Isabelle Mateos y Lago: “A economia global pode crescer mais do que o mercado espera” | Divulgação

Depois de trabalhar por 15 anos no Fundo Monetário Internacional, a economista francesa Isabelle Mateos y Lago tornou-se diretora do instituto de investimentos BlackRock, uma das maiores gestoras de recursos do mundo, com 6 trilhões de dólares de patrimônio. No instituto, Isabelle é responsável pela criação de algumas das principais estratégias globais de investimento da BlackRock. A EXAME, ela disse estar mais otimista  do que a média do mercado com o rumo da economia mundial. Em relação ao Brasil, porém, Isabelle recomenda cautela.

Qual é sua expectativa para a economia global em 2019?

É positiva. Nossas pesquisas mostram que as taxas de crescimento do PIB dos países do G7 e da China serão maiores do que o mercado espera. Não acreditamos que os Estados Unidos estejam perto do fim de um ciclo de expansão, como dizem alguns economistas, muito menos prestes a entrar em recessão. Longe disso. Está, no máximo, no início da fase final do ciclo, e uma análise histórica, com dados desde a década de 70, mostra que essa fase pode durar anos. Também vemos potencial de crescimento em muitos países emergentes — as exceções são os que têm grande vulnerabilidade externa, como a Turquia. Mas os mercados não estão comprando essa visão mais positiva. Os investidores, de forma geral, estão pessimistas.

O que explica esse pessimismo?

Dois fatores principais: o aumento dos juros americanos e a tensão comercial entre os Estados Unidos e a China. Concordo, ambos trazem incerteza. Mas o desfecho não deve ser tão ruim. A tensão comercial está diminuindo, e não há indícios de que os juros possam subir mais do que o esperado.

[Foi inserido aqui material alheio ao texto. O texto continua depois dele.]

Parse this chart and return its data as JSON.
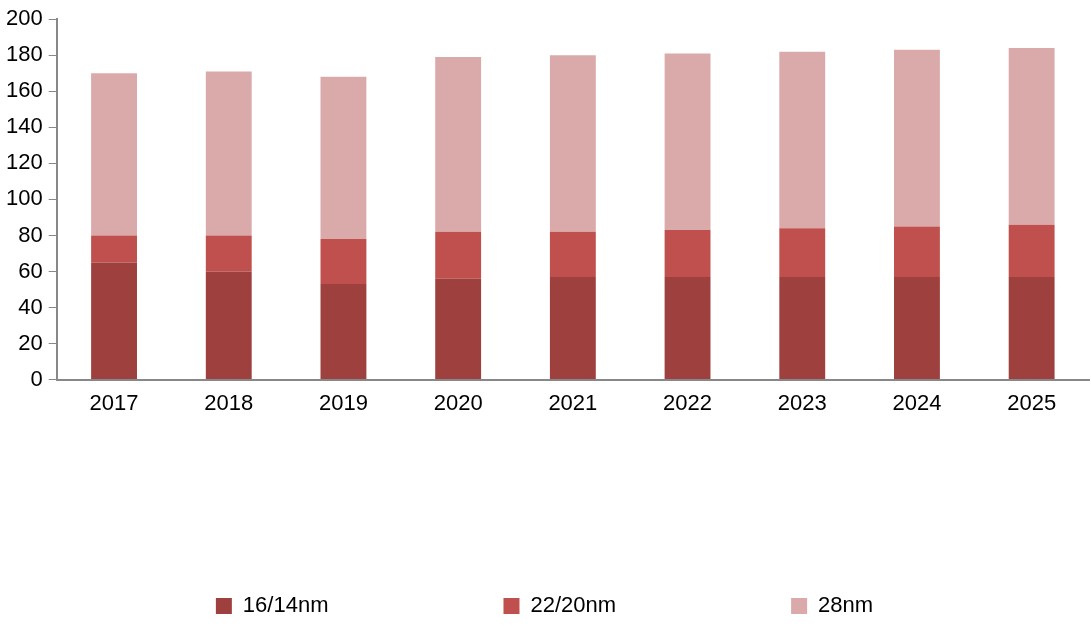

Além disso, vale lembrar que as taxas estão sendo elevadas porque a economia americana está crescendo, algo bom para os países emergentes.

Esse mau humor dos investidores criou chances de investimento?

Sim. As bolsas de muitos países emergentes parecem baratas em relação a seu passado e também na comparação com os mercados desenvolvidos.

É o caso da bolsa brasileira?

As ações brasileiras subiram bastante com a eleição presidencial e não estão tão baratas quanto as de outros países emergentes. Podem valorizar mais — desde que o novo governo implemente as medidas pró-mercado que prometeu e faça reformas. Até agora, o mercado subiu com essa expectativa, mas temos de ver o que será entregue. Aumentamos a recomendação para o investimento em ações do Brasil antes da eleição e, agora, estamos esperando para ver. 

É melhor ficar longe do Brasil?

De maneira nenhuma. Ainda há oportunidades de investimento, mas não são tão óbvias. As ações de estatais e empresas exportadoras, por exemplo, já subiram muito. Atualmente, recomendamos investir em papéis de companhias voltadas para o mercado interno, como as varejistas.